Business Insider published an article called: “Busted: Groupon and Living Social Caught Inflating Regular Prices to Make Deals Look Better”. The article referenced a “case study” by Thumbtack.com called, “Are daily deal discounts inflated” which claimed that in “8 out of 10 deals we reviewed, the ‘regular’ prices quoted by Groupon and LivingSocial were higher than the prices quoted by the same merchants when we called them.” As an avid daily deal user this raised a lot of questions in my mind and so I decided to look into their study and conduct one of my own.
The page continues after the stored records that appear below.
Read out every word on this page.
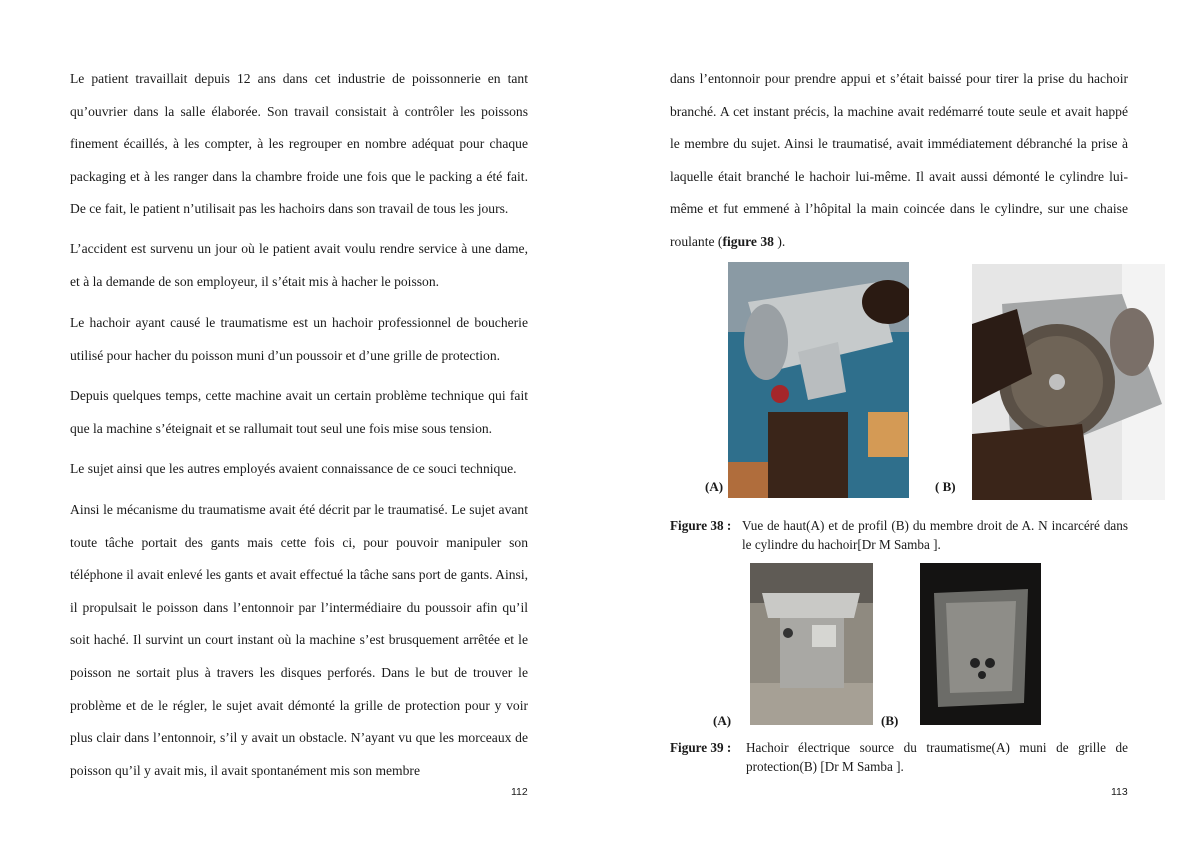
Le patient travaillait depuis 12 ans dans cet industrie de poissonnerie en tant qu’ouvrier dans la salle élaborée. Son travail consistait à contrôler les poissons finement écaillés, à les compter, à les regrouper en nombre adéquat pour chaque packaging et à les ranger dans la chambre froide une fois que le packing a été fait. De ce fait, le patient n’utilisait pas les hachoirs dans son travail de tous les jours.

L’accident est survenu un jour où le patient avait voulu rendre service à une dame, et à la demande de son employeur, il s’était mis à hacher le poisson.

Le hachoir ayant causé le traumatisme est un hachoir professionnel de boucherie utilisé pour hacher du poisson muni d’un poussoir et d’une grille de protection.

Depuis quelques temps, cette machine avait un certain problème technique qui fait que la machine s’éteignait et se rallumait tout seul une fois mise sous tension.

Le sujet ainsi que les autres employés avaient connaissance de ce souci technique.

Ainsi le mécanisme du traumatisme avait été décrit par le traumatisé. Le sujet avant toute tâche portait des gants mais cette fois ci, pour pouvoir manipuler son téléphone il avait enlevé les gants et avait effectué la tâche sans port de gants. Ainsi, il propulsait le poisson dans l’entonnoir par l’intermédiaire du poussoir afin qu’il soit haché. Il survint un court instant où la machine s’est brusquement arrêtée et le poisson ne sortait plus à travers les disques perforés. Dans le but de trouver le problème et de le régler, le sujet avait démonté la grille de protection pour y voir plus clair dans l’entonnoir, s’il y avait un obstacle. N’ayant vu que les morceaux de poisson qu’il y avait mis, il avait spontanément mis son membre

112

dans l’entonnoir pour prendre appui et s’était baissé pour tirer la prise du hachoir branché. A cet instant précis, la machine avait redémarré toute seule et avait happé le membre du sujet. Ainsi le traumatisé, avait immédiatement débranché la prise à laquelle était branché le hachoir lui-même. Il avait aussi démonté le cylindre lui-même et fut emmené à l’hôpital la main coincée dans le cylindre, sur une chaise roulante (figure 38 ).

(A)	( B)
Figure 38 : Vue de haut(A) et de profil (B) du membre droit de A. N incarcéré dans le cylindre du hachoir[Dr M Samba ].
(A)	(B)
Figure 39 : Hachoir électrique source du traumatisme(A) muni de grille de protection(B) [Dr M Samba ].
113
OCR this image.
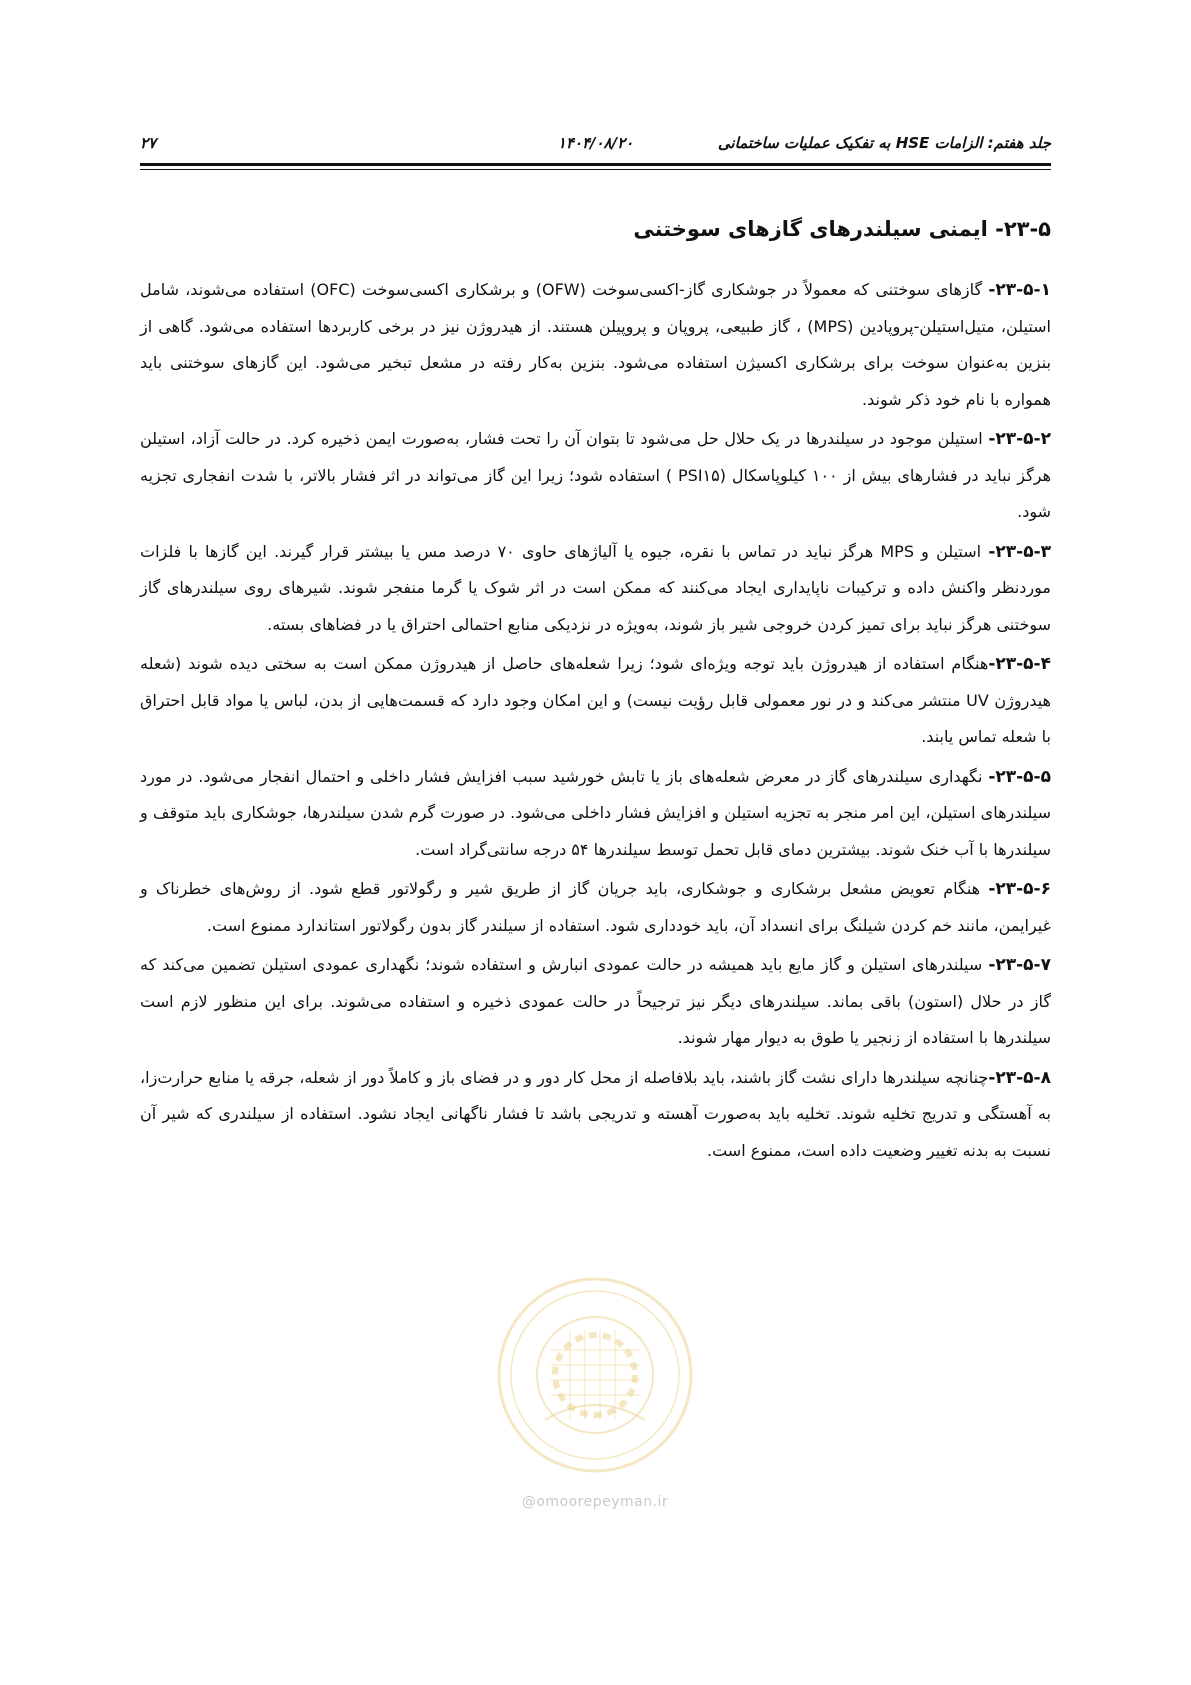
جلد هفتم: الزامات HSE به تفکیک عملیات ساختمانی
۱۴۰۴/۰۸/۲۰
۲۷
۲۳-۵- ایمنی سیلندرهای گازهای سوختنی

۲۳-۵-۱- گازهای سوختنی که معمولاً در جوشکاری گاز-اکسی‌سوخت (OFW) و برشکاری اکسی‌سوخت (OFC) استفاده می‌شوند، شامل استیلن، متیل‌استیلن-پروپادین (MPS) ، گاز طبیعی، پروپان و پروپیلن هستند. از هیدروژن نیز در برخی کاربردها استفاده می‌شود. گاهی از بنزین به‌عنوان سوخت برای برشکاری اکسیژن استفاده می‌شود. بنزین به‌کار رفته در مشعل تبخیر می‌شود. این گازهای سوختنی باید همواره با نام خود ذکر شوند.

۲۳-۵-۲- استیلن موجود در سیلندرها در یک حلال حل می‌شود تا بتوان آن را تحت فشار، به‌صورت ایمن ذخیره کرد. در حالت آزاد، استیلن هرگز نباید در فشارهای بیش از ۱۰۰ کیلوپاسکال (PSI۱۵ ) استفاده شود؛ زیرا این گاز می‌تواند در اثر فشار بالاتر، با شدت انفجاری تجزیه شود.

۲۳-۵-۳- استیلن و MPS هرگز نباید در تماس با نقره، جیوه یا آلیاژهای حاوی ۷۰ درصد مس یا بیشتر قرار گیرند. این گازها با فلزات موردنظر واکنش داده و ترکیبات ناپایداری ایجاد می‌کنند که ممکن است در اثر شوک یا گرما منفجر شوند. شیرهای روی سیلندرهای گاز سوختنی هرگز نباید برای تمیز کردن خروجی شیر باز شوند، به‌ویژه در نزدیکی منابع احتمالی احتراق یا در فضاهای بسته.

۲۳-۵-۴-هنگام استفاده از هیدروژن باید توجه ویژه‌ای شود؛ زیرا شعله‌های حاصل از هیدروژن ممکن است به سختی دیده شوند (شعله هیدروژن UV منتشر می‌کند و در نور معمولی قابل رؤیت نیست) و این امکان وجود دارد که قسمت‌هایی از بدن، لباس یا مواد قابل احتراق با شعله تماس یابند.

۲۳-۵-۵- نگهداری سیلندرهای گاز در معرض شعله‌های باز یا تابش خورشید سبب افزایش فشار داخلی و احتمال انفجار می‌شود. در مورد سیلندرهای استیلن، این امر منجر به تجزیه استیلن و افزایش فشار داخلی می‌شود. در صورت گرم شدن سیلندرها، جوشکاری باید متوقف و سیلندرها با آب خنک شوند. بیشترین دمای قابل تحمل توسط سیلندرها ۵۴ درجه سانتی‌گراد است.

۲۳-۵-۶- هنگام تعویض مشعل برشکاری و جوشکاری، باید جریان گاز از طریق شیر و رگولاتور قطع شود. از روش‌های خطرناک و غیرایمن، مانند خم کردن شیلنگ برای انسداد آن، باید خودداری شود. استفاده از سیلندر گاز بدون رگولاتور استاندارد ممنوع است.

۲۳-۵-۷- سیلندرهای استیلن و گاز مایع باید همیشه در حالت عمودی انبارش و استفاده شوند؛ نگهداری عمودی استیلن تضمین می‌کند که گاز در حلال (استون) باقی بماند. سیلندرهای دیگر نیز ترجیحاً در حالت عمودی ذخیره و استفاده می‌شوند. برای این منظور لازم است سیلندرها با استفاده از زنجیر یا طوق به دیوار مهار شوند.

۲۳-۵-۸-چنانچه سیلندرها دارای نشت گاز باشند، باید بلافاصله از محل کار دور و در فضای باز و کاملاً دور از شعله، جرقه یا منابع حرارت‌زا، به آهستگی و تدریج تخلیه شوند. تخلیه باید به‌صورت آهسته و تدریجی باشد تا فشار ناگهانی ایجاد نشود. استفاده از سیلندری که شیر آن نسبت به بدنه تغییر وضعیت داده است، ممنوع است.

@omoorepeyman.ir
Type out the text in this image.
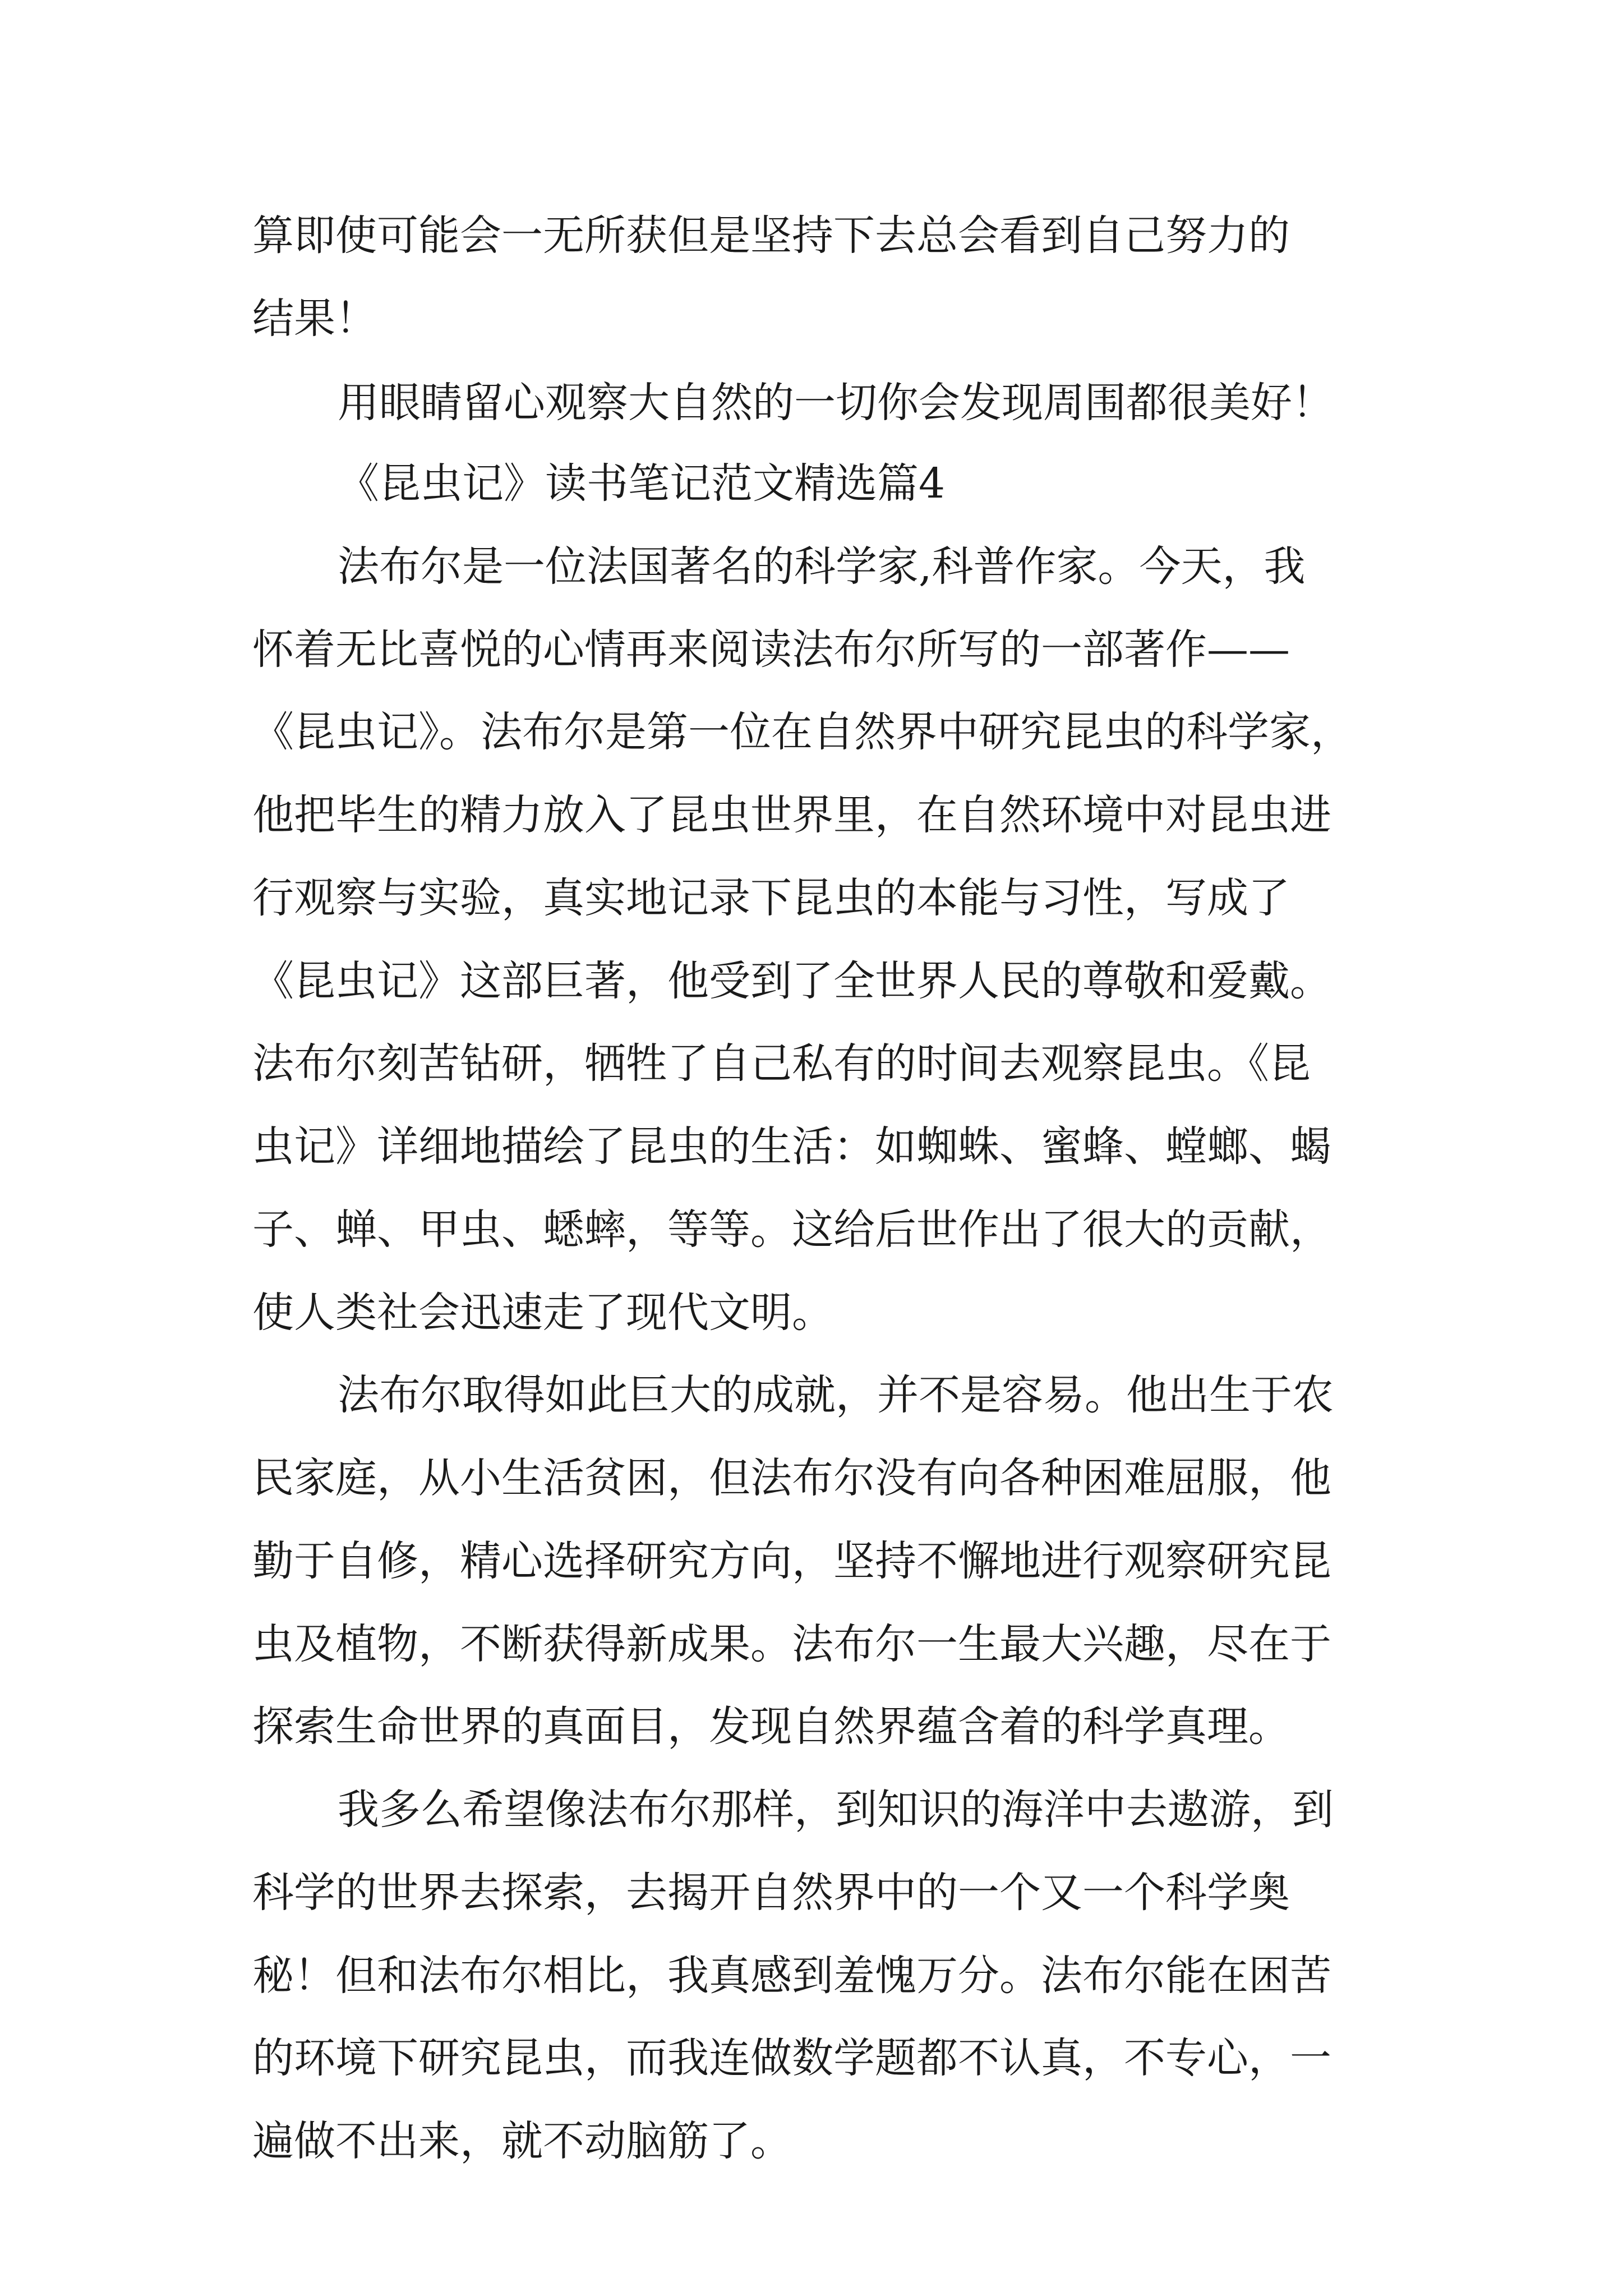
算即使可能会一无所获但是坚持下去总会看到自己努力的
结果！
用眼睛留心观察大自然的一切你会发现周围都很美好！
《昆虫记》读书笔记范文精选篇4
法布尔是一位法国著名的科学家,科普作家。今天，我
怀着无比喜悦的心情再来阅读法布尔所写的一部著作——
《昆虫记》。法布尔是第一位在自然界中研究昆虫的科学家，
他把毕生的精力放入了昆虫世界里，在自然环境中对昆虫进
行观察与实验，真实地记录下昆虫的本能与习性，写成了
《昆虫记》这部巨著，他受到了全世界人民的尊敬和爱戴。
法布尔刻苦钻研，牺牲了自己私有的时间去观察昆虫。《昆
虫记》详细地描绘了昆虫的生活：如蜘蛛、蜜蜂、螳螂、蝎
子、蝉、甲虫、蟋蟀，等等。这给后世作出了很大的贡献，
使人类社会迅速走了现代文明。
法布尔取得如此巨大的成就，并不是容易。他出生于农
民家庭，从小生活贫困，但法布尔没有向各种困难屈服，他
勤于自修，精心选择研究方向，坚持不懈地进行观察研究昆
虫及植物，不断获得新成果。法布尔一生最大兴趣，尽在于
探索生命世界的真面目，发现自然界蕴含着的科学真理。
我多么希望像法布尔那样，到知识的海洋中去遨游，到
科学的世界去探索，去揭开自然界中的一个又一个科学奥
秘！但和法布尔相比，我真感到羞愧万分。法布尔能在困苦
的环境下研究昆虫，而我连做数学题都不认真，不专心，一
遍做不出来，就不动脑筋了。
After investigating Thumbtack’s sampling method and conducting my own survey of daily deal offerings, I concluded that the sampling by Thumbtack was heavily biased and although some prices are inflated, Groupon and LivingSocial are not deliberately inflating deal prices to “make them look better.”
Thumbtack’s Bad Science
Neither Business Insider nor Thumbtack discussed how the 10 vendors were selected for the study. Thumbtack’s “case study” looks professional and includes several graphs and a brief note on their methodology which doesn’t reference their sampling technique. It wasn’t until I read a reply to one of the comments on Thumbtack’s article (which was posted a week after the article was published) that I was able to determine that their sample was not random. In their reply to a comment about the validity of the article, Thumbtack stated “we looked only at deals in the local service industry – house cleaners, painters, photographers, etc.” This detail dramatically changes the context of the “study” as well as any major implications that can be drawn from it.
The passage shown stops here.